Andris Kaļiņins (b. 1994 / LV)

Prussian Green. Plate 5.

55 × 66 cm / oil on canvas / 2025

“Prussian Green. Plate 5” is one of a series of paintings in which the artist explores the paint Prussian Green. In this instance, the painting takes the form of a catalogue plate from an indeterminate image catalogue, perhaps it is a book on history. The painting compares two abstract units that are both described as Prussian – paint and territory – and explores how paint might be analogous in overtaking the canvas just as military power can take over territory.
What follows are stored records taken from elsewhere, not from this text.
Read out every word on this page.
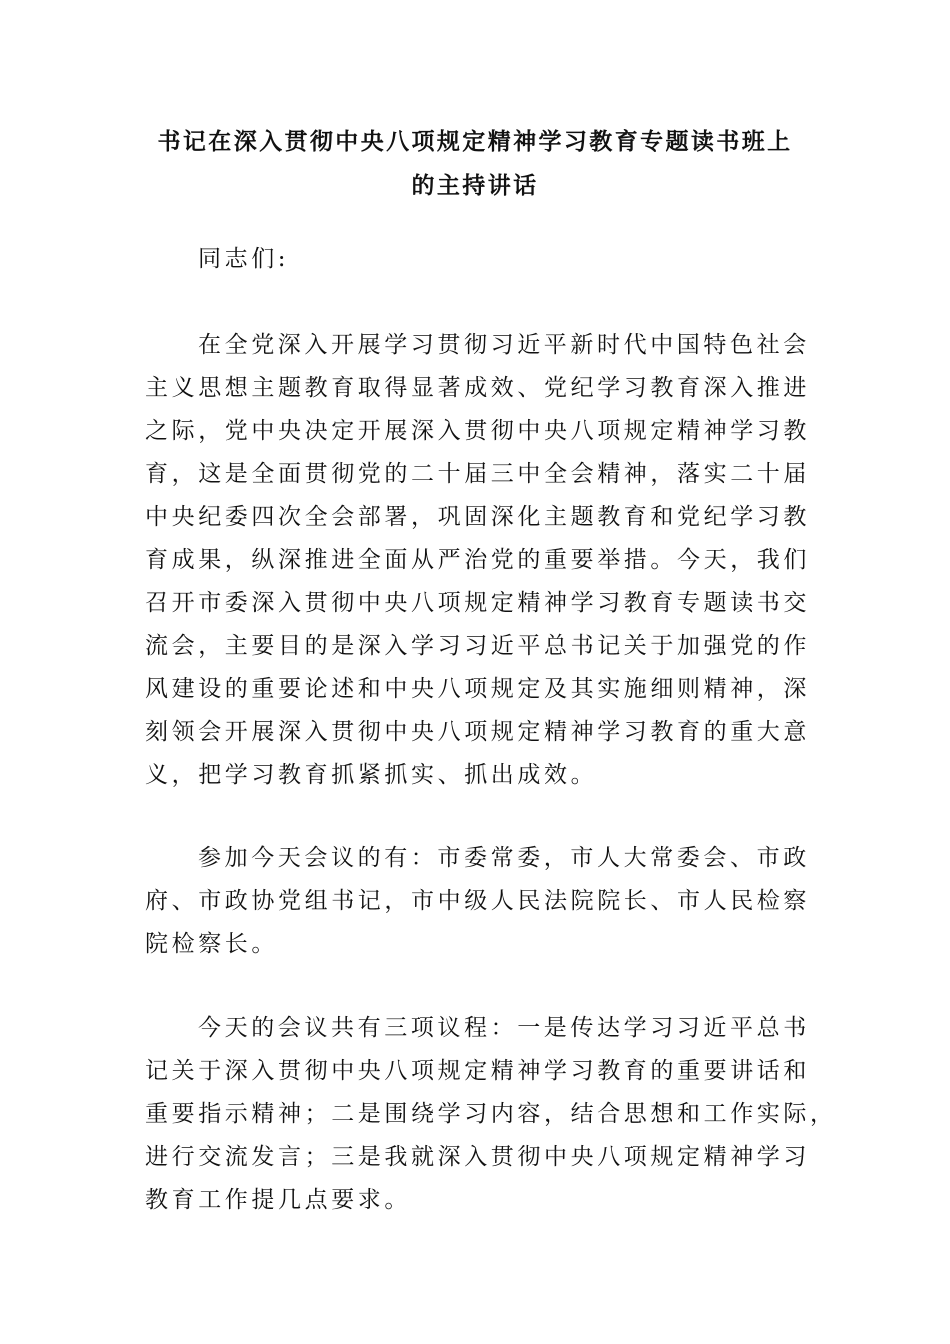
书记在深入贯彻中央八项规定精神学习教育专题读书班上
的主持讲话
同志们:
在全党深入开展学习贯彻习近平新时代中国特色社会
主义思想主题教育取得显著成效、党纪学习教育深入推进
之际，党中央决定开展深入贯彻中央八项规定精神学习教
育，这是全面贯彻党的二十届三中全会精神，落实二十届
中央纪委四次全会部署，巩固深化主题教育和党纪学习教
育成果，纵深推进全面从严治党的重要举措。今天，我们
召开市委深入贯彻中央八项规定精神学习教育专题读书交
流会，主要目的是深入学习习近平总书记关于加强党的作
风建设的重要论述和中央八项规定及其实施细则精神，深
刻领会开展深入贯彻中央八项规定精神学习教育的重大意
义，把学习教育抓紧抓实、抓出成效。
参加今天会议的有：市委常委，市人大常委会、市政
府、市政协党组书记，市中级人民法院院长、市人民检察
院检察长。
今天的会议共有三项议程：一是传达学习习近平总书
记关于深入贯彻中央八项规定精神学习教育的重要讲话和
重要指示精神；二是围绕学习内容，结合思想和工作实际，
进行交流发言；三是我就深入贯彻中央八项规定精神学习
教育工作提几点要求。
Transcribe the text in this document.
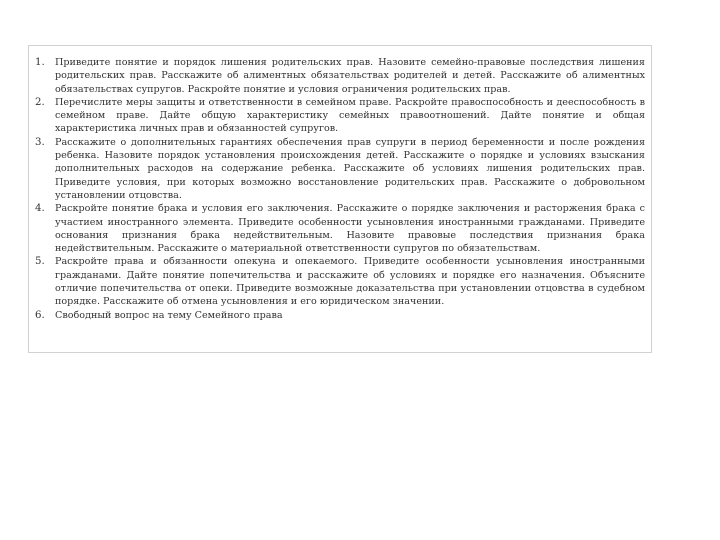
1.	Приведите понятие и порядок лишения родительских прав. Назовите семейно-правовые последствия лишения родительских прав. Расскажите об алиментных обязательствах родителей и детей. Расскажите об алиментных обязательствах супругов. Раскройте понятие и условия ограничения родительских прав.

2.	Перечислите меры защиты и ответственности в семейном праве. Раскройте правоспособность и дееспособность в семейном праве. Дайте общую характеристику семейных правоотношений. Дайте понятие и общая характеристика личных прав и обязанностей супругов.

3.	Расскажите о дополнительных гарантиях обеспечения прав супруги в период беременности и после рождения ребенка. Назовите порядок установления происхождения детей. Расскажите о порядке и условиях взыскания дополнительных расходов на содержание ребенка. Расскажите об условиях лишения родительских прав. Приведите условия, при которых возможно восстановление родительских прав. Расскажите о добровольном установлении отцовства.

4.	Раскройте понятие брака и условия его заключения. Расскажите о порядке заключения и расторжения брака с участием иностранного элемента. Приведите особенности усыновления иностранными гражданами. Приведите основания признания брака недействительным. Назовите правовые последствия признания брака недействительным. Расскажите о материальной ответственности супругов по обязательствам.

5.	Раскройте права и обязанности опекуна и опекаемого. Приведите особенности усыновления иностранными гражданами. Дайте понятие попечительства и расскажите об условиях и порядке его назначения. Объясните отличие попечительства от опеки. Приведите возможные доказательства при установлении отцовства в судебном порядке. Расскажите об отмена усыновления и его юридическом значении.

6.	Свободный вопрос на тему Семейного права
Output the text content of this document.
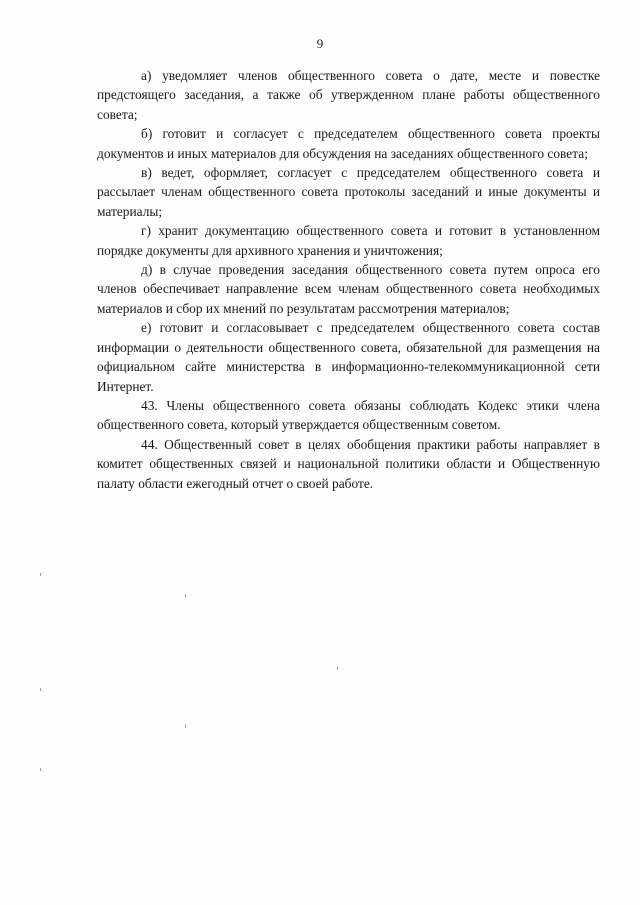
9

а) уведомляет членов общественного совета о дате, месте и повестке предстоящего заседания, а также об утвержденном плане работы общественного совета;

б) готовит и согласует с председателем общественного совета проекты документов и иных материалов для обсуждения на заседаниях общественного совета;

в) ведет, оформляет, согласует с председателем общественного совета и рассылает членам общественного совета протоколы заседаний и иные документы и материалы;

г) хранит документацию общественного совета и готовит в установленном порядке документы для архивного хранения и уничтожения;

д) в случае проведения заседания общественного совета путем опроса его членов обеспечивает направление всем членам общественного совета необходимых материалов и сбор их мнений по результатам рассмотрения материалов;

е) готовит и согласовывает с председателем общественного совета состав информации о деятельности общественного совета, обязательной для размещения на официальном сайте министерства в информационно-телекоммуникационной сети Интернет.

43. Члены общественного совета обязаны соблюдать Кодекс этики члена общественного совета, который утверждается общественным советом.

44. Общественный совет в целях обобщения практики работы направляет в комитет общественных связей и национальной политики области и Общественную палату области ежегодный отчет о своей работе.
The piece belongs to a broader series shaped by the low, persistent anxiety of living next to a neighbour that imagines territorial expansion. Paint manufacturers maintain a taxonomy of politically loaded pigment names; among them, Prussian Green can speak most comprehensively to the anxieties of the inhabitants of the Baltic states. The one-letter slip between “Prussia” and “Russia” is not an argument, only a phonetic echo that shadows history. Thinking about the present, the painter looks to the past for patterns that recur. The main protagonist, the paint Prussian Green, on this canvas, while mimicking a photograph taken in the 1920s, takes on a military camouflage pattern, thus warning us about the landscape’s potential to be militarised. The word “Prussia” also recalls the Old Prussians, a Baltic people assimilated in the medieval period by German-speaking powers. The painting lightly touches on this link between phenomena across different centuries, connected by phonetic similarity in the name.

Approaching the painting not only as a mimetic depiction of a storyline, but primarily as an object of high craft quality, the materials used are the classic tools of oil painting that were employed by the old masters: a self-stretched and prepared canvas, high-quality high-pigmentation oil paint, and linseed oil, which altogether ensures the painting’s archival stability and its potential to remain in the future as a relic from 2025 in the Baltics.

Since the only and main character in the painting is Prussian Green, the artist cannot allow white pigments to enter the ground. Therefore the white background is achieved by using pre-bleached natural fabric and priming with a transparent ground. To secure a clean light field behind a single layer of colour, the canvas is lined with a second white fabric layer beneath the primary linen. Text on the surface is painted in the same Prussian Green oil paint and mimics printing ink.

The composition is built according to book graphic design principles, adopting proportional margin widths. Shown alongside other plates from the series, the work contributes to a strange catalogue. What kind of catalogue it is remains open: an art history catalogue, a contemporary photobook, or maybe even a future volume that looks back on Baltic painting in 2025.

In this object, contemporary unease meets a method of orienting by precedent. It is a calm perception exercise in which pigment carries the argument and the landscape becomes a field for thinking.